The transformer now has a single output token that is informed by the input’s rich context as well as earlier tokens that were generated. This token is in it’s own native tongue - numbers - how we represent probabilities. But we’re expecting text right? Back in the encoder we talked about tokens and token ids which is how StupidBox was translating words to the numbers it needs. So we go about doing the same - in the opposite direction. However, each number here is arrived at through so much that we can’t really guarantee if it will correspond to a token exactly. So a one-to-one dictionary look up might not be the greatest idea. Luckily, we do have a massive vector space of all possible tokens and overlay the output onto this and see what’s around it. Now, there is a bit of subjectivity here - any word in it’s vicinity is probably an okay match but we must select one. We can select this token however - few ideas :
- Find the top 10 closest tokens to our output and randomly pick one.
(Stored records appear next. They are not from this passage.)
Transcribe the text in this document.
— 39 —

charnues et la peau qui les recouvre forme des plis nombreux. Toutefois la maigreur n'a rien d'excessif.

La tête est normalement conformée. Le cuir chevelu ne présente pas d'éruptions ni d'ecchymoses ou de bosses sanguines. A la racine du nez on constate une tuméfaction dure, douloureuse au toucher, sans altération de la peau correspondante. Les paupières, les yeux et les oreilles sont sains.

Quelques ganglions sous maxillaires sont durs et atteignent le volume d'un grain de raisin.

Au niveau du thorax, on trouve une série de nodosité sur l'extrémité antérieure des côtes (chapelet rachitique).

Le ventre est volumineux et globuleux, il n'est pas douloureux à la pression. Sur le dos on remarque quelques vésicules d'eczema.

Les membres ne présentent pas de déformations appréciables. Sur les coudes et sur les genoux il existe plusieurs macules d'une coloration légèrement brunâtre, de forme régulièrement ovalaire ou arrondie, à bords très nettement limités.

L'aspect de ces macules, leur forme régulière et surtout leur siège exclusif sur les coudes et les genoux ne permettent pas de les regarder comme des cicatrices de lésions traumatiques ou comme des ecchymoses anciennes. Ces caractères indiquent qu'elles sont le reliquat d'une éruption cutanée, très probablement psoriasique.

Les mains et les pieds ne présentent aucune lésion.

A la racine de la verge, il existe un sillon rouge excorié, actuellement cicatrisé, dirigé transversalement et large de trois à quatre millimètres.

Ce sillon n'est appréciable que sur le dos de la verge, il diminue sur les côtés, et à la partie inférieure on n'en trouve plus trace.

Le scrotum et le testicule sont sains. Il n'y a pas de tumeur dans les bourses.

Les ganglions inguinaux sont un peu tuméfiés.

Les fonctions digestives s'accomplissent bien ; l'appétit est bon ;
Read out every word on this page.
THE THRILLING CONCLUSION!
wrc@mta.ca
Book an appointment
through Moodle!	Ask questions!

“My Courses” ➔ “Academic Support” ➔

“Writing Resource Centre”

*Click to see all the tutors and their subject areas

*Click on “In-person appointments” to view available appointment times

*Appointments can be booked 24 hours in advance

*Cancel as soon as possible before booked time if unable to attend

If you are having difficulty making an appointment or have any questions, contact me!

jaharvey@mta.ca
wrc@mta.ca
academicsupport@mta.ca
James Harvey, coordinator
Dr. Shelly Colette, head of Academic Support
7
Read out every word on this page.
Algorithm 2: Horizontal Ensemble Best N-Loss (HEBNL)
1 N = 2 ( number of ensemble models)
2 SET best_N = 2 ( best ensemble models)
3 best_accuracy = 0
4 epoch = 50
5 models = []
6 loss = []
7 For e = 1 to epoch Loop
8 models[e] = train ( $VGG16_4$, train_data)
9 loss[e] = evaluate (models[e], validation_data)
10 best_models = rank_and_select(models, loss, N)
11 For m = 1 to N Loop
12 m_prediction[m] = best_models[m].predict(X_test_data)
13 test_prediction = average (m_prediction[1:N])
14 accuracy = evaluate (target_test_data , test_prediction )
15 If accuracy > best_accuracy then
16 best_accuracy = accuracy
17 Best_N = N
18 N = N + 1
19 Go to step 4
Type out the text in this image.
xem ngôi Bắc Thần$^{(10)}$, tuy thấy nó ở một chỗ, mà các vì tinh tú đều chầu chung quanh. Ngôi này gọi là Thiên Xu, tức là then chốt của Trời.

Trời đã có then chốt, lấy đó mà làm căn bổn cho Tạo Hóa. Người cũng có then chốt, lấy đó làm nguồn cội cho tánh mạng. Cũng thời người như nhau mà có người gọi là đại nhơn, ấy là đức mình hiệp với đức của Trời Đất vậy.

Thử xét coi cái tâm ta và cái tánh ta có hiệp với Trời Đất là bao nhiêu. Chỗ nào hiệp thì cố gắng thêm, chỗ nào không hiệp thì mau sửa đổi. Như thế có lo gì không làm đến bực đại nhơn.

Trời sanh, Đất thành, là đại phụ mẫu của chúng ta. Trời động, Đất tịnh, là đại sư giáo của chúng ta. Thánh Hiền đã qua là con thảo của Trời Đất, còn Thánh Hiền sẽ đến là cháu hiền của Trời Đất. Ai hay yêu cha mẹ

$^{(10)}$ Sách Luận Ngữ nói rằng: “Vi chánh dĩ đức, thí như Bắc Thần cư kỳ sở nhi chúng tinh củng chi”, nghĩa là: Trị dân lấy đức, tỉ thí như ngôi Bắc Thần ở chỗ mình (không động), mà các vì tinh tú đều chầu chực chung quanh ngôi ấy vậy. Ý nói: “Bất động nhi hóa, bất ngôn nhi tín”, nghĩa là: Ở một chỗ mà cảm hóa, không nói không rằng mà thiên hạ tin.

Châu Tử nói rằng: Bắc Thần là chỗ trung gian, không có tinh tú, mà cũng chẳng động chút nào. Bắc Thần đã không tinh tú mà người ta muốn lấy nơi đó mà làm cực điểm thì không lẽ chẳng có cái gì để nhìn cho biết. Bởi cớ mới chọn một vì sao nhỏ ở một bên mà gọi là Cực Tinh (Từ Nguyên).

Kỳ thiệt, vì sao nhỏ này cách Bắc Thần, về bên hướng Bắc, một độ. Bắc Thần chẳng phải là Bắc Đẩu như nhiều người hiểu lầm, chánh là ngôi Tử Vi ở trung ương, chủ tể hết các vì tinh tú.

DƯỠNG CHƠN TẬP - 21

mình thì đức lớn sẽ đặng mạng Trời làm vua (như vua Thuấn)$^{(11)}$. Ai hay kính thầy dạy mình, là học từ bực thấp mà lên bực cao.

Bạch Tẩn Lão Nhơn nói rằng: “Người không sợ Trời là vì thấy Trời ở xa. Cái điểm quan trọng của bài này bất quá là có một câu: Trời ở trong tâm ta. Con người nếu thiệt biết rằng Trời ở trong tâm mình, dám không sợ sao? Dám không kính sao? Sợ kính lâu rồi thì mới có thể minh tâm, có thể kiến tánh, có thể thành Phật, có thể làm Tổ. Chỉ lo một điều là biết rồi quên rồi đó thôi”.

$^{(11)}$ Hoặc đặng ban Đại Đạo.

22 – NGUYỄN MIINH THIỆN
- Always select the 5th closest token.
- Always pick the closest token.
- Find the top 10 tokens and vary the “randomness”.
Once a token is selected, it is fed back into the decoder and this time the masked self attention layer will have to pay attention to this token while generating the next. This loop goes on till the decoder finally produces the special token
Conclusion
ChatGPT in particular selects the top N tokens and selects one randomly amongst them. The randomness itself is varied using a measure of temperature - a very intuitive term if you’re familiar with thermodynamics. This is a way to get wilder or more sober outputs from the same model to suit different purposes. To have a fully deterministic output - one can set the temperature to 0, or for more “creative” answers one may increase it. At some point, it will start giving out nonsense because the selected token might be too far from what the decoder wants to convey.
So here we have it, Stupidbox has learned how to understand and respond to human input and so have we. Cheers.